A legal loophole that basically criminalized Black people for being Black. The Jim Crow laws first drew the metaphorical line in the sand, creating what quite literally became a Black and white world. 

Through the Jim Crow laws, those in power deemed anyone who wasn’t Black, as white, Including the hundreds upon thousands of Latinos who lived on US soil, which backfired in a major way when it came to the issues of citizenship. This brings us to 1954. Two weeks before another significant SCOTUS decision in the same year (Brown v Board of Education), there was Hernandez v. Texas, a case directly connected to the Fourteenth Amendment.  

A farmworker named Pete Hernandez was initially indicted for the murder of Joe Hernandez by an all-white jury in Jackson County, Texas. 

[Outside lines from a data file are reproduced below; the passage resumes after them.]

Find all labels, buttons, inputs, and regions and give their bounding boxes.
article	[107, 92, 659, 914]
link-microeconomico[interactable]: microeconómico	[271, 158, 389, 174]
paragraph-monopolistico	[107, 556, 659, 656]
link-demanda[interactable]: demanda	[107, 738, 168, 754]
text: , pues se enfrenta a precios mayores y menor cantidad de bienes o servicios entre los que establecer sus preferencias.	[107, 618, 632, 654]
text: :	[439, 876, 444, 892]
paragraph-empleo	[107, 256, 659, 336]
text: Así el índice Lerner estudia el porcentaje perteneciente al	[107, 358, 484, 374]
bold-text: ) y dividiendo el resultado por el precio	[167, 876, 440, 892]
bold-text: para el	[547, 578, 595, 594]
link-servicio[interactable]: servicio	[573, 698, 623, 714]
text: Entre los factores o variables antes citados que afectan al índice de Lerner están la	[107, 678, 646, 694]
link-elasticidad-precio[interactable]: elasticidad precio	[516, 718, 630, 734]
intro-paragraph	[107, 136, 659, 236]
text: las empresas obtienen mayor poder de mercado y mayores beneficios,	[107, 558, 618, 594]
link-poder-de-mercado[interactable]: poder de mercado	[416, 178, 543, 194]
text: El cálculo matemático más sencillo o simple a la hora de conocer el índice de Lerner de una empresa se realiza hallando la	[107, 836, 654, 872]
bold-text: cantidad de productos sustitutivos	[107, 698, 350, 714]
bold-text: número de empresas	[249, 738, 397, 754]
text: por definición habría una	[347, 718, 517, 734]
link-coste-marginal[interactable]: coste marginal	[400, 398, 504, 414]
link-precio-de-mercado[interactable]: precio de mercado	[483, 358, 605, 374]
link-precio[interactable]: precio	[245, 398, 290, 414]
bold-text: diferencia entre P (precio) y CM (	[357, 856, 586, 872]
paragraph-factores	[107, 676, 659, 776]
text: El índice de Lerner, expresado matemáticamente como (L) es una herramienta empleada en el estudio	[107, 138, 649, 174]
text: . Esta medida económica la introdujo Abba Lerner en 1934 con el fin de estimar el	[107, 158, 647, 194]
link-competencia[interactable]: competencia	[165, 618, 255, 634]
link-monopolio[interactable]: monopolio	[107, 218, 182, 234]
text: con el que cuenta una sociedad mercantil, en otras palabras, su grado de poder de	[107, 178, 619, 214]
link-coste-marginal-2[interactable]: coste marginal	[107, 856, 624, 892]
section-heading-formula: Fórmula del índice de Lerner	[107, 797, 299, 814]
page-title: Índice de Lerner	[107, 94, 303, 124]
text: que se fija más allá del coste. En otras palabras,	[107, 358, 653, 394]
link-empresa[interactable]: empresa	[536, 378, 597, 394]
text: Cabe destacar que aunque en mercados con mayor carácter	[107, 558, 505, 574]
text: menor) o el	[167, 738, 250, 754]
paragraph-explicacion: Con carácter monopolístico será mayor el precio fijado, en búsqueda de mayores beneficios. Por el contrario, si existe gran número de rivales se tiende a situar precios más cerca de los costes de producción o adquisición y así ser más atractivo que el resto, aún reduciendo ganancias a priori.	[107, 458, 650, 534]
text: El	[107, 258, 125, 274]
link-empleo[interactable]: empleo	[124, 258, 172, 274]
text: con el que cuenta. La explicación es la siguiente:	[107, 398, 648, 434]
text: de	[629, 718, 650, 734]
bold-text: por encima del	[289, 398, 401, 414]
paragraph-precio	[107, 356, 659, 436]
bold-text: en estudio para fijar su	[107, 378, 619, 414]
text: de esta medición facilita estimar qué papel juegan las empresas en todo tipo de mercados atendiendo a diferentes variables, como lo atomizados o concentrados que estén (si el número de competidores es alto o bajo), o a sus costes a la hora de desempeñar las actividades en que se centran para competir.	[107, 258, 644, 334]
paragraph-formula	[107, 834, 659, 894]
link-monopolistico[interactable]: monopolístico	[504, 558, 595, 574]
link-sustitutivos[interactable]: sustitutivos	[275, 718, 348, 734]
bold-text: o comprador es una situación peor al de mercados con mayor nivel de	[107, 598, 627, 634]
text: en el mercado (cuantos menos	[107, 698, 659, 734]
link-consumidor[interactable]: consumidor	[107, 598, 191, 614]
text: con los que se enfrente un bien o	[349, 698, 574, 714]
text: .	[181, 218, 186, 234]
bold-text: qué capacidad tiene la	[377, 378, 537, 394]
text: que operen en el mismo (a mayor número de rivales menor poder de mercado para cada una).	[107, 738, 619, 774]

Claiming that there was an inherent bias against Mexican-Americans serving on juries, Hernandez’s legal team attempted to have the indictment quashed, arguing further that the over 25 years without a Mexican serving on any jury pointed to the racist nature of the jury commission. 

Their final argument rested on the precedent that they were protected as a “special class” under the Fourteenth Amendment. 

As the case carried through to appeals, the reasoning cited for deeming there was no bias was that ‘Mexicans…are members of and within the classification of the white race…” using the legal loophole created by Jim Crow laws nearly 100 years before to strike down the idea that Latinos were included within the bylines of the Fourteenth. 

In a unanimous decision, the 1954 SCOTUS deemed that the Fourteenth Amendment’s protections extend beyond the Black and white classifications and extend to other racial groups, concluding that the Fourteenth Amendment “is not directed solely against discrimination due to a ‘two-class’ theory, and in this case covers that of Mexican ancestry.”